Rep. Gerald E. Connolly, (D-Va), who chairs the House subcommittee that oversees the USPS, termed the reorganization “a deliberate sabotage” of the mail system and a “Trojan Horse,” the Postsaid.

That traitorous horse, a Pony Express of a darker objective, would be certain to stampede in the direction of obstructing postal delivery to eventually affect the mailing of election ballots, slowing their arrival at the counting tables.

DeJoy has said the reorganization of the money losing USPS is intended to make it more efficient. The service said it lost $2.2 billion from April through June.

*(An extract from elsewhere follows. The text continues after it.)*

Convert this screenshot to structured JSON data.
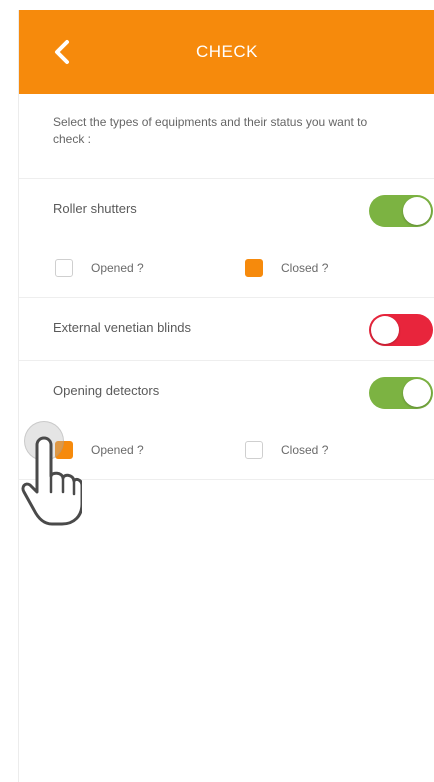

Trump has been bashing mail-in voting for months, totally ignoring the potential spread of the new coronavirus that causes COVID-19 if people line up to vote. States are planning to use the mail as an alternative to people handing in their ballots at polling booths. Another complication is those booths likely will be short-staffed because the elderly poll workers who usually man those places likely will stay away for fear of contracting the disease.

The deadly virus has killed more than 158,000 Americans and infected more than 5 million.

“The 2020 Election will be totally rigged if Mail-In voting is allowed to take place, & everyone knows it,” Trump tweeted July 26. He has made more than 70 attacks against mail balloting since March, the Post said.

“There is no evidence that voting by mail results in significant fraud,” the Brennan Center for Justice has said. “As with in-person voting the threat is infinitesimally small.”